183+ days doesn’t mean residency is guaranteed


The taxpayer, at that time a 21 year old Danish national, entered Australia on 18 August 2012 under a working holiday visa. She described herself as a ‘visitor or temporary entrant’. She backpacked around Australia for 287 days and during that time, worked on two farms for a combined 5 months.

On 1 June 2013, the taxpayer left Australia and returned to Denmark to stay with one of her parents long enough to save enough money to travel again. After leaving Australia, she authorised Backpackers Buddy

Pty Ltd to lodge a tax return on her behalf under a Power of Attorney.

A tax return was duly lodged and on 4 November 2013, the ATO issued a Notice of Assessment, assessing the taxpayer’s income as a non-resident.
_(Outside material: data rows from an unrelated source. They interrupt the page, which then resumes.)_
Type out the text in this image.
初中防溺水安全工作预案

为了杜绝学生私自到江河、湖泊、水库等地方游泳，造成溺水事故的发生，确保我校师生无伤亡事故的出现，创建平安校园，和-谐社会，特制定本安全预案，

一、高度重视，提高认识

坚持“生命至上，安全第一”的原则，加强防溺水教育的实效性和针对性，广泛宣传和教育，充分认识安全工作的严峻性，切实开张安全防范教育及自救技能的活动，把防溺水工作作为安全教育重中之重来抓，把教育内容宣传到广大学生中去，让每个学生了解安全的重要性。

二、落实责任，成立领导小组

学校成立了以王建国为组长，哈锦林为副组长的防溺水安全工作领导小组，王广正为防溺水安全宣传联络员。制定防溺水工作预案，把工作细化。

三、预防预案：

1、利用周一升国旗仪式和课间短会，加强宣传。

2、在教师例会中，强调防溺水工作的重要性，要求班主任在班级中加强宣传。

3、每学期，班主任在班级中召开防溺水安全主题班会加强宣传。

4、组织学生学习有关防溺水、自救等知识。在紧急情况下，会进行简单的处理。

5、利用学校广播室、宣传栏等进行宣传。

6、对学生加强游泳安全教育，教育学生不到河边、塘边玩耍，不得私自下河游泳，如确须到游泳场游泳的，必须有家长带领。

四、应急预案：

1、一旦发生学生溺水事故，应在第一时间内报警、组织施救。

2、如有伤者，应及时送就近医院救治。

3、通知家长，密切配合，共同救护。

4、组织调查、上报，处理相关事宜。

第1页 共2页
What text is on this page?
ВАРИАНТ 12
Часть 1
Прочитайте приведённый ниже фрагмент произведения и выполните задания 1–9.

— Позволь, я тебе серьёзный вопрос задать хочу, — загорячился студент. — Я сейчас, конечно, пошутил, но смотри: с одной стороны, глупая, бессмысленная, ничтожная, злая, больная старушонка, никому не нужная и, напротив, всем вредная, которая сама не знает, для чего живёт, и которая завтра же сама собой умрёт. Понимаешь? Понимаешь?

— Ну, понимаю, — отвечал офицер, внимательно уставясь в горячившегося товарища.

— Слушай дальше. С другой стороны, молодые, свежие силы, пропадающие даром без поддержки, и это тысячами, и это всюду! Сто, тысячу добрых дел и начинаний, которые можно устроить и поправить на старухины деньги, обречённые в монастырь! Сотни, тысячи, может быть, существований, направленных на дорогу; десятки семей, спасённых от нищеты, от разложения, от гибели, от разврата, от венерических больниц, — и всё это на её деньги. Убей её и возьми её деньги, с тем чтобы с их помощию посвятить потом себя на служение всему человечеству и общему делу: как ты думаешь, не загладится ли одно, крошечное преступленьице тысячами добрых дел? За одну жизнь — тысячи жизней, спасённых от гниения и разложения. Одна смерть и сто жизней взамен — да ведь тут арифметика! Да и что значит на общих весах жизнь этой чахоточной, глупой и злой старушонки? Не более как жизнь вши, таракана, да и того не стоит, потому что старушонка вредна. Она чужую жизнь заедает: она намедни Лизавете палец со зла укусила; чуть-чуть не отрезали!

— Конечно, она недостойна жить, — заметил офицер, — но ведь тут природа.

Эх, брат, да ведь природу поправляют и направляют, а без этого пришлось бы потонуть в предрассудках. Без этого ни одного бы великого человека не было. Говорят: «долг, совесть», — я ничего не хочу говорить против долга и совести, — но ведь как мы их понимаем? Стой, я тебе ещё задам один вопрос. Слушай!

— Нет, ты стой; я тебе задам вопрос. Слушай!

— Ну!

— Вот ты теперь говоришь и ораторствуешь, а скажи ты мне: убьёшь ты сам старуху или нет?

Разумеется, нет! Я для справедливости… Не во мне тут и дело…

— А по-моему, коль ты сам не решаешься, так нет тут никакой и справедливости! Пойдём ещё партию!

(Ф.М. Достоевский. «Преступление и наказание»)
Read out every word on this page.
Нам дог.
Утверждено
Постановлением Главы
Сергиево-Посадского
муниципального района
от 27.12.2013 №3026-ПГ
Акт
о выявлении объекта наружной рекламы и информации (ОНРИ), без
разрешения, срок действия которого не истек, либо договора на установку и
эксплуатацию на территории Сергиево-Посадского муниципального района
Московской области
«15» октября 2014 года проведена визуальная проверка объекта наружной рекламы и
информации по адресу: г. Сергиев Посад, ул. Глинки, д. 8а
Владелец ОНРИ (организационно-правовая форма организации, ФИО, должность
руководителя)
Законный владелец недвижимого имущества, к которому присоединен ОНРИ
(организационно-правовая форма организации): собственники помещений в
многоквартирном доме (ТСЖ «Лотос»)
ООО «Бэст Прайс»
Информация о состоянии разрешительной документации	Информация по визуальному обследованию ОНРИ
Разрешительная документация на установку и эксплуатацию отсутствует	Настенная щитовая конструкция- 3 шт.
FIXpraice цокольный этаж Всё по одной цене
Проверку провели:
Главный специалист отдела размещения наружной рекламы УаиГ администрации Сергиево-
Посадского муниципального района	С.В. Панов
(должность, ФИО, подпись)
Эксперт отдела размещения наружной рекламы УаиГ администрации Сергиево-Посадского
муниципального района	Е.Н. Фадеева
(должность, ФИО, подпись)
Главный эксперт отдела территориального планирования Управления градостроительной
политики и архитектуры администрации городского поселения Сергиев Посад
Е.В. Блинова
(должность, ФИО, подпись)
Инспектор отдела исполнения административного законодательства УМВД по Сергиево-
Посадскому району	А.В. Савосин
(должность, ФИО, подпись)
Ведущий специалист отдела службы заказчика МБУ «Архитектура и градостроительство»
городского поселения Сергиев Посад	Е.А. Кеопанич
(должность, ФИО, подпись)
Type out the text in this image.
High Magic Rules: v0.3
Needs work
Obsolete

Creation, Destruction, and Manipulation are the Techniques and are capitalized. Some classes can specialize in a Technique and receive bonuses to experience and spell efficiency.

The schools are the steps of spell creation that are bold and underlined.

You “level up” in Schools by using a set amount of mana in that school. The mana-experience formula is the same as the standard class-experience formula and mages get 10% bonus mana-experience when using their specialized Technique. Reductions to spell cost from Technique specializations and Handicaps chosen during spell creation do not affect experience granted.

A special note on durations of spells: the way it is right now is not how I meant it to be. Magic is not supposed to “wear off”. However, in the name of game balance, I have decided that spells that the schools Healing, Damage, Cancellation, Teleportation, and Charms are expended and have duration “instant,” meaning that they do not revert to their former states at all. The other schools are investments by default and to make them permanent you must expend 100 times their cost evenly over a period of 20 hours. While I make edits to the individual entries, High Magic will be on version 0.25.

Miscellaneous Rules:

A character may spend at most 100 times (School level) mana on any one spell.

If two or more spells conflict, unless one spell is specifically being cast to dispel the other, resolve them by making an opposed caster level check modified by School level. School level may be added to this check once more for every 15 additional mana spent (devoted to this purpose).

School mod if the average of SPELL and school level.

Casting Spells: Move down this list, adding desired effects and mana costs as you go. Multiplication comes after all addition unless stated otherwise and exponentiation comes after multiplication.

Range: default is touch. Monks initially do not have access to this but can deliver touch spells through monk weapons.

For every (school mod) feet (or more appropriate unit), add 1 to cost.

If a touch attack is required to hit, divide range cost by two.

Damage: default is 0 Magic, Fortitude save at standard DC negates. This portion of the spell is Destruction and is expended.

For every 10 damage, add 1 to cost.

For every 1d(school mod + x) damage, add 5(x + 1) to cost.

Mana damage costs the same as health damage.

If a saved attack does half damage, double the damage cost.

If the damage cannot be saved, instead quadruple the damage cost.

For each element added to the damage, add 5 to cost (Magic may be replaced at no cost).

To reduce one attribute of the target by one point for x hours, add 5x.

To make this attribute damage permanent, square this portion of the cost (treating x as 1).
An objection was lodged and declined, and that taxpayer applied to the AAT to review the decision.


Under S.6(1) of the ITAA 1936, a resident means a person who has been in Australia more than half of the year of income unless the Commissioner is satisfied their usual place of abode is outside of Australia.

The AAT member stated that “overseas visitors on holidays or working in Australia who are in Australia for more than 183 days would not be residents during their stay under this test, as they would usually have a usual place of abode elsewhere and would not have an intention of taking up residence in Australia.

It is only is the Applicant had completely abandoned her usual place of abode in Denmark during the year ended 30 June… that the result would be otherwise.”

This article is provided as general information only and does not consider your specific situation, objectives or needs. It does not represent accounting advice upon which any person may act. Implementation and suitability requires a detailed analysis of your specific circumstances.